Day promotes soldiers, families' good health
Mimi Johnson, a Fort Stewart family advocacy program specialist, discusses programs available on post to help families cope with stress and other related family issues during Thursday’s Family Health Awareness Day. - photo by Photo provided.
Soldiers and families of the 188th Infantry Brigade attended a Family Health Awareness Day at Fort Stewart last week as part of a directive by Maj. Gen. J. Michael Bednarek, commanding general of First Army Division East. First Army Division East is the brigade’s headquarter division at Fort Meade, Maryland.
As part of the Army’s goal for creating a resilient force and in support of comprehensive soldier fitness, First Army Division East implemented a “Division East Wellness,” or D.E.W., campaign this year, and brigades are provided a monthly theme to focus on staying healthy and mission-ready.

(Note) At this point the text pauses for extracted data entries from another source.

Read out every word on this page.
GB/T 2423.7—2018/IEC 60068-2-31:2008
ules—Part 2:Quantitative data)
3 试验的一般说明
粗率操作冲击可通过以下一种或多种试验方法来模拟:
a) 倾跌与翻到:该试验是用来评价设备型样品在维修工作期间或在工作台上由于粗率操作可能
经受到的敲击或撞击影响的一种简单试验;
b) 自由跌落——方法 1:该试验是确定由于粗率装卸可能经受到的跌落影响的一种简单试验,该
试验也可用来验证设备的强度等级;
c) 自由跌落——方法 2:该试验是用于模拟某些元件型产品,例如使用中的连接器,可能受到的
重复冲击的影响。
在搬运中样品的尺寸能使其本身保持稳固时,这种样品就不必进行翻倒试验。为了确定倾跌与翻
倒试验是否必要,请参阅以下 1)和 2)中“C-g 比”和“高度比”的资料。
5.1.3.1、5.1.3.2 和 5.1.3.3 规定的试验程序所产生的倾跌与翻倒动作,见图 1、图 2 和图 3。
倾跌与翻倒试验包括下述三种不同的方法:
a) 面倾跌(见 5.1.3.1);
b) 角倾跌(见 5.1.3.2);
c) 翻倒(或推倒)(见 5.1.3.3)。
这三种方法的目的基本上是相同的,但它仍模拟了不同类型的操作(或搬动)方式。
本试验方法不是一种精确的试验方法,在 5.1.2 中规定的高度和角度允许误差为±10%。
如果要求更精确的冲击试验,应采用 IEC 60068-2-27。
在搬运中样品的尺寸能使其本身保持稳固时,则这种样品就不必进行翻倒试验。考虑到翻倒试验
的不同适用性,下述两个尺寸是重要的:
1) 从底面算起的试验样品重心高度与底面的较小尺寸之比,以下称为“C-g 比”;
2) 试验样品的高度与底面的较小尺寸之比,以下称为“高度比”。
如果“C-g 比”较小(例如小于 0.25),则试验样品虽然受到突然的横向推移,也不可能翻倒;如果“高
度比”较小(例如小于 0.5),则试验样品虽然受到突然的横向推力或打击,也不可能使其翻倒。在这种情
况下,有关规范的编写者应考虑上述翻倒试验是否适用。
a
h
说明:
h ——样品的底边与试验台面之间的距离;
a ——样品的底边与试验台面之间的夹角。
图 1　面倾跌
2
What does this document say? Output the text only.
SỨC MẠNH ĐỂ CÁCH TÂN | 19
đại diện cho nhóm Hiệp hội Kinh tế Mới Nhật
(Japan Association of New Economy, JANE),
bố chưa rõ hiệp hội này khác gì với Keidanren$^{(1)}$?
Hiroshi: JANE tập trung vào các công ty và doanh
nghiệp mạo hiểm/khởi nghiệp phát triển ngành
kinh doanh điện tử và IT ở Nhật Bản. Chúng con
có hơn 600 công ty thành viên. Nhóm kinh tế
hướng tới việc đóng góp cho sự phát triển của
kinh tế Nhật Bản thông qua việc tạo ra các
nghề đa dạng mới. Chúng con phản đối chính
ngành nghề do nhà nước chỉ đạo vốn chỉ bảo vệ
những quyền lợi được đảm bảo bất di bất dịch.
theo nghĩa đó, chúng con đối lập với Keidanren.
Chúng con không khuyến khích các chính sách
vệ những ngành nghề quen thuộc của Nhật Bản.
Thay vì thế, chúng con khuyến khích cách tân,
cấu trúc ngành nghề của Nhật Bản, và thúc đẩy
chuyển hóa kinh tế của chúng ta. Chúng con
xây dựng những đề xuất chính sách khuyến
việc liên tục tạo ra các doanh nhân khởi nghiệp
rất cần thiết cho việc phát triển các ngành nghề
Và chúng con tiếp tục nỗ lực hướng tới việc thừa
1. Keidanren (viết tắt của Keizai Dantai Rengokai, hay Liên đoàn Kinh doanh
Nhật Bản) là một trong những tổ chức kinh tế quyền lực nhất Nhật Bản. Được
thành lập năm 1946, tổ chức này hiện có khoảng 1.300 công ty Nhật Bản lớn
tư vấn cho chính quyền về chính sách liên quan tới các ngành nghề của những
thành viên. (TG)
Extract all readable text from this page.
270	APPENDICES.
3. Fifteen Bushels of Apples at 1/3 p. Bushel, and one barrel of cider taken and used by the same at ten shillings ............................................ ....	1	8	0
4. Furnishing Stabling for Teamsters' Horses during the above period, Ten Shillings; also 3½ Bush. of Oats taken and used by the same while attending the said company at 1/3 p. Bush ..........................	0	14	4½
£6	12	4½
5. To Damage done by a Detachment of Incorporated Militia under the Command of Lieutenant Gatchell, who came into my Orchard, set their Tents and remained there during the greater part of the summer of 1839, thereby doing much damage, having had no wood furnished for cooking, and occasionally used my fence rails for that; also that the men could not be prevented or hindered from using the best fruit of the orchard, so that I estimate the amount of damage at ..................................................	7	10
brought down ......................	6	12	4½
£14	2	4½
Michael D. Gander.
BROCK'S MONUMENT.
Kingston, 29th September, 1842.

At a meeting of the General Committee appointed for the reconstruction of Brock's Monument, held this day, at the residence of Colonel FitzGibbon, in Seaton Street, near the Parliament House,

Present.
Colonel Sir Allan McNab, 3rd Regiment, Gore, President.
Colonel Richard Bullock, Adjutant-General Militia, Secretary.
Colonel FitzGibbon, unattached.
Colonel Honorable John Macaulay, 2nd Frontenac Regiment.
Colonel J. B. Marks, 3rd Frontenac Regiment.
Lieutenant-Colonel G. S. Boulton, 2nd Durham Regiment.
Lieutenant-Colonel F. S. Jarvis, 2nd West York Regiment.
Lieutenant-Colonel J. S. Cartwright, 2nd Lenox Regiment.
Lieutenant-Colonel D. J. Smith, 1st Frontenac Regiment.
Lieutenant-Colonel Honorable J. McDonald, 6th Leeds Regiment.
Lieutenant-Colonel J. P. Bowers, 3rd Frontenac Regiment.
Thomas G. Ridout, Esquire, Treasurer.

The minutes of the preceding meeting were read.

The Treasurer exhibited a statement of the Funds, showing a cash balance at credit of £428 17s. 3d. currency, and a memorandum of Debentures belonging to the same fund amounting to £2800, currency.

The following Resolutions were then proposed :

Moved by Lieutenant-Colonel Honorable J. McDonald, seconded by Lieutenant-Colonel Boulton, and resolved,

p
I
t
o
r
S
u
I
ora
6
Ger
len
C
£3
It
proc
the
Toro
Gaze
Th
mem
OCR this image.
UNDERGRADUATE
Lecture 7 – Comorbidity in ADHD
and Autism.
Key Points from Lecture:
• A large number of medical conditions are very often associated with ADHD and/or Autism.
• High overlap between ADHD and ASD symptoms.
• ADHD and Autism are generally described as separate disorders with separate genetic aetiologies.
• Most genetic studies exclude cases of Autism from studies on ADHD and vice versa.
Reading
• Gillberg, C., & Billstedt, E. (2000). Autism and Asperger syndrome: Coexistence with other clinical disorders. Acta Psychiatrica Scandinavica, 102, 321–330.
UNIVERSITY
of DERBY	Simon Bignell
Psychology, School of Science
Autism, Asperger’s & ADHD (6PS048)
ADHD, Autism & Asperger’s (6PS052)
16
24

Soldiers, spouses and children completed a walk for wellness, followed by informal training at informational booths.
The training for the event, which was provided by various agencies on post, covered topics such as child and adult nutrition, drug-use prevention and treatment, smoking cessation, family oriented training, child Internet usage and stress and anger management.
“As part of the ‘Ways to Enhance Children’s Activity and Nutrition’ program, we are trying to get parents to cook more meals for their children and do more activities with them,” said Margaret W. Tilson, from the Winn Army Community Hospital department of preventative medicine. She also advocated cutting down on fast food and time spent playing video games.
“Nothing beats healthy eating,” said Raleighetta Varnedoe, registered dietitian/licensed dietitian with Winn Army Community Hospital. “People nowadays are eating on the run, eating fast and not taking the time to make healthy selections. This impacts their overall health and performance.”
Varnedoe said clients she has worked with have made healthier choices, improved their performance, physical training test scores and have felt better overall.
“Adjusting to military life, with all the moving and changes, can be stressful in and of itself,” said Mimi Johnson, a family advocacy program specialist.  
“Being healthy is a passion of mine, and it starts at home,” said Col. Robert A. Warburg, 188th Infantry Brigade commander. “Anytime I can help to educate my soldiers and their families on how to have a healthier lifestyle, I try to take it.”